Shoulder Dislocations

Physiotherapy for Shoulder Dislocation

Physiotherapy is a critical component of recovery from shoulder dislocation. A comprehensive program focused on restoration of function and joint stability by improving muscular performance is the key to a good outcome.

Shoulder Dislocations 101

The shoulder is the most commonly dislocated joint in the human body. Almost 2% of the population experience a shoulder dislocation each year. Males are more likely to dislocate than females and young people are more at risk. This may be due to differences in shoulder stability or in participation in higher risk activities, but likely is a combination of both factors. The majority of shoulder dislocations are anterior meaning that the humerus (upper arm bone) slips out of the glenoid (shoulder cup) by being pushed forward toward the front of the body. These dislocations typically occur when the arm is abducted and forced into external rotation (think of the position of a pitchers arm in mid pitch).

Not all shoulder dislocations are the same and some result in a more unstable joint than others. One of the main differences pertains to secondary injuries that occur when the shoulder dislocates. A Bankart lesion is a is a tear in the capsule-labrum complex at the front of the glenoid and can occur when a person sustains an anterior shoulder dislocation. A Hills-Sachs lesion is a bony injury to the posterior aspect of the humerus that occurs as the bone hits the front of the glenoid. If a patient has these features and they are of substantial size the stability of their shoulder will be more compromised.

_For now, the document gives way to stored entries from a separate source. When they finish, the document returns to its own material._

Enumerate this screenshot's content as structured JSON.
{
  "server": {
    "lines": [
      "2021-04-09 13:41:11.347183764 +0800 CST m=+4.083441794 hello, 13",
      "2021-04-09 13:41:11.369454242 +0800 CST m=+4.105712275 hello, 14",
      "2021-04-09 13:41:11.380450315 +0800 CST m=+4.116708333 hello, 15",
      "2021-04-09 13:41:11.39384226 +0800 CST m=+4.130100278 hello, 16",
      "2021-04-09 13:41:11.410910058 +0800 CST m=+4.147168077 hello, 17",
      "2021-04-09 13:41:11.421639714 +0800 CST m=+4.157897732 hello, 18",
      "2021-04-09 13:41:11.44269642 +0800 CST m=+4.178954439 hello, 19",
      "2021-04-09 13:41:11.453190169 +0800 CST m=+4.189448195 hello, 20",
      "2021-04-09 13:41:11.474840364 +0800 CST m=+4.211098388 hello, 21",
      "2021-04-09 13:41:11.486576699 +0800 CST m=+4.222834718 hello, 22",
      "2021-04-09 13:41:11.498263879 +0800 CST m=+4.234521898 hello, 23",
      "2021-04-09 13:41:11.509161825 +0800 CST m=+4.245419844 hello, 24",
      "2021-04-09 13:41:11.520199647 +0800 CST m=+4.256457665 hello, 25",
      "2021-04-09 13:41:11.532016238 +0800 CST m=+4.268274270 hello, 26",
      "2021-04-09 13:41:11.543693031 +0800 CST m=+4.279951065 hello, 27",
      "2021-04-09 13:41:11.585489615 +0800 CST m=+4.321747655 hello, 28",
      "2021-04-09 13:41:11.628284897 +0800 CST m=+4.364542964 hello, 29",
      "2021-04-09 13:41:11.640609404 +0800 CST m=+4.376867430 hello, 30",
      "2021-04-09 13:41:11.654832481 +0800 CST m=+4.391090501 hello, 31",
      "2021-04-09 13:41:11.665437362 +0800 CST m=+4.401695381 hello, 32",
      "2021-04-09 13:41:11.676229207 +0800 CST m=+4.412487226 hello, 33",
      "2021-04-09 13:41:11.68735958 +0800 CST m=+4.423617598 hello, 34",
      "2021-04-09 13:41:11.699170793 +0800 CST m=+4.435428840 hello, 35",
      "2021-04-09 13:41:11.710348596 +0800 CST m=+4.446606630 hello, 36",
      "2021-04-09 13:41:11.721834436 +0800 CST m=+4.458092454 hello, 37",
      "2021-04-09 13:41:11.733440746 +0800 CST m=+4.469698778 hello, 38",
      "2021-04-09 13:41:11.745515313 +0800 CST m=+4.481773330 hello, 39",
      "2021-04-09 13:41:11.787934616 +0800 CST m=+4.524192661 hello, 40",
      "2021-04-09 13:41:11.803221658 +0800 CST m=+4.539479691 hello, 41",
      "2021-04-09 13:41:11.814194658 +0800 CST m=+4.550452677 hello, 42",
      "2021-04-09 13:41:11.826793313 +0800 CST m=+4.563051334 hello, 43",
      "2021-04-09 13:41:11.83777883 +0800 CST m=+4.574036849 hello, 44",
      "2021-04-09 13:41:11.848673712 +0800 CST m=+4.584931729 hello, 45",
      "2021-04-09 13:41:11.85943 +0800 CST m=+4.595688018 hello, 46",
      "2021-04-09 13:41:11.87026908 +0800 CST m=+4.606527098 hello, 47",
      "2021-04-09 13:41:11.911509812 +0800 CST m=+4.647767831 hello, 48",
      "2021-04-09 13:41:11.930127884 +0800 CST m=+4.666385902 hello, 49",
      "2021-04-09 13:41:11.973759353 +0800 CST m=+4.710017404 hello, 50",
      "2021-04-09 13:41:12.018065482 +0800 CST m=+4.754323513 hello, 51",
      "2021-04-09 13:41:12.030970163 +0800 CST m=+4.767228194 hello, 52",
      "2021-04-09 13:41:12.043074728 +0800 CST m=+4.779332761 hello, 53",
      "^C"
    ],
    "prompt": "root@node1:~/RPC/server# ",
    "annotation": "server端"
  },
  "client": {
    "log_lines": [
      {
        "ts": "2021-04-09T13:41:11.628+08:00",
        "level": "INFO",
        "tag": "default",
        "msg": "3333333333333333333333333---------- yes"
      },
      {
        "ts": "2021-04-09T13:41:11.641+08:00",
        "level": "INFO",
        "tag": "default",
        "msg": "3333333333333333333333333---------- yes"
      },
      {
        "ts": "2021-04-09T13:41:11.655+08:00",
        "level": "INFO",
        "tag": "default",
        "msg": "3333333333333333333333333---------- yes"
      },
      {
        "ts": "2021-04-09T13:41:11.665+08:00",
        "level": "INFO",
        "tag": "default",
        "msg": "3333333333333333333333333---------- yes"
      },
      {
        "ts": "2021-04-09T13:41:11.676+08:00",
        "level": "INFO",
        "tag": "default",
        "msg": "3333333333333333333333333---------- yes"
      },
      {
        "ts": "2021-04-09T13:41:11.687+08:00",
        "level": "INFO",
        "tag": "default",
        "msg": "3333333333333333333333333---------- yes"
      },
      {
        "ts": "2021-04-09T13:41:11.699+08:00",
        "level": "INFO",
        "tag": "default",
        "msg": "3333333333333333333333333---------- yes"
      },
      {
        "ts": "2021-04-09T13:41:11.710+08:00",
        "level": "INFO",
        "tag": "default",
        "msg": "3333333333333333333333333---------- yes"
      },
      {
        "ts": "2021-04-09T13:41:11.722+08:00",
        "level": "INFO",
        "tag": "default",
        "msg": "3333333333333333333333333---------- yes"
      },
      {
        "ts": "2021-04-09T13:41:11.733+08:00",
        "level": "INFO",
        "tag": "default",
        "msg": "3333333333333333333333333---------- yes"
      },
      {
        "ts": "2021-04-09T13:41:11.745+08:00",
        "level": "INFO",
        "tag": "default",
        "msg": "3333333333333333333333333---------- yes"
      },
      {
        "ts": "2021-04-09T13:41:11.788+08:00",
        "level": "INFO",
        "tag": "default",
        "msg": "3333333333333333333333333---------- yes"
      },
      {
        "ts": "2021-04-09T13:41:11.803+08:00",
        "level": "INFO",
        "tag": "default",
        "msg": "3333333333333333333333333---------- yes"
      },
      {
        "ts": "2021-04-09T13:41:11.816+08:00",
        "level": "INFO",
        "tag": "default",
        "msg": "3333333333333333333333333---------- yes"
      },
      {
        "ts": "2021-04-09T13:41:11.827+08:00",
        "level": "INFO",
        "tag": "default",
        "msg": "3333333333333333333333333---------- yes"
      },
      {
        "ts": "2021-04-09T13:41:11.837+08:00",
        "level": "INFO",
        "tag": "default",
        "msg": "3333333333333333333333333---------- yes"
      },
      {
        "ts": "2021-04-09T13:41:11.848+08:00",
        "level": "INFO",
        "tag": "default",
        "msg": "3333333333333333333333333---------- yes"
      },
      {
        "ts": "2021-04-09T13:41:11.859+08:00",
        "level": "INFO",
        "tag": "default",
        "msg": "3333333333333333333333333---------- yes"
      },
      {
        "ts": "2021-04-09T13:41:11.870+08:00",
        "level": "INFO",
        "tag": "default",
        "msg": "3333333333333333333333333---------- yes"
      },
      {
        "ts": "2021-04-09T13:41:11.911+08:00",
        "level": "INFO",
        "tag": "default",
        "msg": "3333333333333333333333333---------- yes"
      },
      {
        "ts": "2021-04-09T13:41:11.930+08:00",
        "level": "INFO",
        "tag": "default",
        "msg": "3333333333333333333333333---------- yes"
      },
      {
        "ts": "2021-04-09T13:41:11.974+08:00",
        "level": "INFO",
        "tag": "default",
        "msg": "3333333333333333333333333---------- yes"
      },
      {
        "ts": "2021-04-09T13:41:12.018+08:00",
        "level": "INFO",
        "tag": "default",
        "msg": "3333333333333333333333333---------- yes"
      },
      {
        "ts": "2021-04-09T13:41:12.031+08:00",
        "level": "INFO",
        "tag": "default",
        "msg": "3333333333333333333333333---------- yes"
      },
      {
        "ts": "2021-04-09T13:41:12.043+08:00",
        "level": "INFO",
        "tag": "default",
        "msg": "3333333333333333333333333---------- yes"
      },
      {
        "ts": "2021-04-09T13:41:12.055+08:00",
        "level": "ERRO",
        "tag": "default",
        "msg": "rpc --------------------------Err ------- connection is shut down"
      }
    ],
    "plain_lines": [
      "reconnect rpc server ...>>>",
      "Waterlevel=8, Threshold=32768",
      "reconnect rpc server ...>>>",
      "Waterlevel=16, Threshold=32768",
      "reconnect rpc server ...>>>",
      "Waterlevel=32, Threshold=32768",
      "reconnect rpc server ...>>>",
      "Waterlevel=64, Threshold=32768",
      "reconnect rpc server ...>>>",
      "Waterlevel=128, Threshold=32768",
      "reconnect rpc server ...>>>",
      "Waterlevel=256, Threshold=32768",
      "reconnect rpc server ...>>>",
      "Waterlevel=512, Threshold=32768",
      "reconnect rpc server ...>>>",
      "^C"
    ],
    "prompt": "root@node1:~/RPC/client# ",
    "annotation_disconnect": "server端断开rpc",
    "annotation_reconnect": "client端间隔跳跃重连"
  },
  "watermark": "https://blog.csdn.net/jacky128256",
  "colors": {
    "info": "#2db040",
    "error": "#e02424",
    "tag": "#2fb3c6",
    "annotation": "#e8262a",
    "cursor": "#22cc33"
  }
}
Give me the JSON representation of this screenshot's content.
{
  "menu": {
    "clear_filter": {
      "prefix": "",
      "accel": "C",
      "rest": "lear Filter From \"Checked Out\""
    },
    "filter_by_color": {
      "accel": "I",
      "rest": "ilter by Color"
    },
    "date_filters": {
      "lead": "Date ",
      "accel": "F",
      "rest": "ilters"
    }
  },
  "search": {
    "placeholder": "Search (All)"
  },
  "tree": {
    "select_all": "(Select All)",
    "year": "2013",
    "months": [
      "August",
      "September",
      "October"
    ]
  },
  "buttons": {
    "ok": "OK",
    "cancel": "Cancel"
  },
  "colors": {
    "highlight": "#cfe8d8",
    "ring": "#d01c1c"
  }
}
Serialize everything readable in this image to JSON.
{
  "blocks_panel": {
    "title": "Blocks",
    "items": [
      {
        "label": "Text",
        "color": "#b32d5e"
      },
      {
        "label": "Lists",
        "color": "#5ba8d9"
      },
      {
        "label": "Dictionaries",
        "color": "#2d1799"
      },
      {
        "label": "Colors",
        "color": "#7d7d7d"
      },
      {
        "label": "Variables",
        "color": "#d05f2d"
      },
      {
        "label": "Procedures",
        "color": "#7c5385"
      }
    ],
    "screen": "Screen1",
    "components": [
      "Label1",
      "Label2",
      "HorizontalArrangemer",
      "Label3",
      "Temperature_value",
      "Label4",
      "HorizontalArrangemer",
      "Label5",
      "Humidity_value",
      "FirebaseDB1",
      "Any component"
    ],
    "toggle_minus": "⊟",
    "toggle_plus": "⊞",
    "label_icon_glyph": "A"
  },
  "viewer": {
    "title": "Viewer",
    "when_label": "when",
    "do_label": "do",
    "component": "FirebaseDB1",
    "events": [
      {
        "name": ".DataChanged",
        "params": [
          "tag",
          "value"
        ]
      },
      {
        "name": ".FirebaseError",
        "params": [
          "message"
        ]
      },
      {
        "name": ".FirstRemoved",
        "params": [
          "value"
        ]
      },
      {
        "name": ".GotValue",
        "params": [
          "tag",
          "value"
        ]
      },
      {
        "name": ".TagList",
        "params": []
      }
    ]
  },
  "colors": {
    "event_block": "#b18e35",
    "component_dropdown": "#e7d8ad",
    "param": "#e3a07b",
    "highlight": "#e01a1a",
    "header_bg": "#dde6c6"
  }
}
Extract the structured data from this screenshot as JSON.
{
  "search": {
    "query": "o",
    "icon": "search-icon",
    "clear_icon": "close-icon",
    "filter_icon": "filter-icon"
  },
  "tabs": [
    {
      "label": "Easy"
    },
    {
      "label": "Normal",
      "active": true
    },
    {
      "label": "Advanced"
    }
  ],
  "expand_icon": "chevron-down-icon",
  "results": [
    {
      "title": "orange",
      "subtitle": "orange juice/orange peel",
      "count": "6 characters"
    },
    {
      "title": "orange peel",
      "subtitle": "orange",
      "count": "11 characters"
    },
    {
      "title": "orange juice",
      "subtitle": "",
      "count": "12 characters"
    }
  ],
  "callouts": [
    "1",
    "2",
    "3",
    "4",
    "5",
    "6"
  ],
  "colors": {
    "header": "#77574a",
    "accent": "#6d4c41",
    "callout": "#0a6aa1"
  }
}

About 30%-50% of people who sustain a shoulder dislocation will have a recurrence at some point in time. There are many factors that contribute to this including;

  • The instability resulting from the first dislocation
  • Activity risk factors
  • Age at the time of first dislocation
  • The persons soft tissue mobility in general
  • Amount of bony loss on either the upper arm or socket side of the shoulder
  • Gender

Surgery for Shoulder Dislocations

Patients who are left with a particularly unstable shoulder joint following a dislocation and who experience recurrent dislocations may be suitable for a surgery to improve the stability of their shoulder. The exact surgery that will be best will depend on the features contributing to the patient’s instability. Most patients who need surgery can achieve a stable shoulder with arthroscopic surgery while more severe cases may require an open operation.

Physiotherapy Programs for Shoulder Dislocations

Whether you undergo surgery for your shoulder dislocation or not, physiotherapy is a critical component to recovery. A great physiotherapy program considers the following factors into its design;

  • Did the patient undergo surgery and if so which surgery and when?
  • How recent was the dislocation?
  • What is the general mobility level of the patient’s soft tissues?
  • What secondary injuries did the patient sustain?
  • What activities or sports will the patient be returning to?
  • What are the patient’s specific goals for therapy?

A physiotherapy program for shoulder dislocations will occur in phases. It is important to note that there are activity and therapeutic timelines restrictions that must be respected in order to prevent long term shoulder instability. Guidance form an experienced physiotherapist will help to ensure that these restrictions are implemented.

Objectives of Physiotherapy for Shoulder Dislocations – Phase 1

  • Maintain shoulder mobility and some muscle function without disrupting healing
  • Reduce pain and inflammation
  • Protect the joint from stresses that will further damage the joint
  • Educate the patient on the anatomy, physiology, mechanics and self-care of the joint

Objectives of Physiotherapy for Shoulder Dislocations – Phase 2

This phase begins after a pre-determined number of weeks have passed and the patients clinical presentation and tolerance for movement is appropriate.

  • Restoration of most of the shoulders range of motion (avoiding pushing directions that are riskier)
  • Improvement of rotator cuff muscle strength and function
  • Improvement of scapular (shoulder blade) muscular stability
  • Improvement of proprioception and coordination

Objectives of Physiotherapy for Shoulder Dislocations – Phase 3

This phase begins after a pre-determined number of weeks have passed and the clinical evaluation of the patient’s joint stability is satisfactory for more aggressive movements and exercises.

  • Improvement of rotator cuff strength, endurance and performance in all functional positions of the shoulder
  • Continued improvement of scapular strength
  • Normalizing upper extremity coordination and proprioception
  • Improved strength of larger muscle groups (pecs, lats, deltoid)
  • Progression of functional or performance based exercises aimed at return to work/sport/activity.

Whether you have just experienced your first dislocation or you have had many and are undergoing surgery, sticking with a good physiotherapy treatment plan is critical to achieve the best possible outcome and return to all of your favorite activities.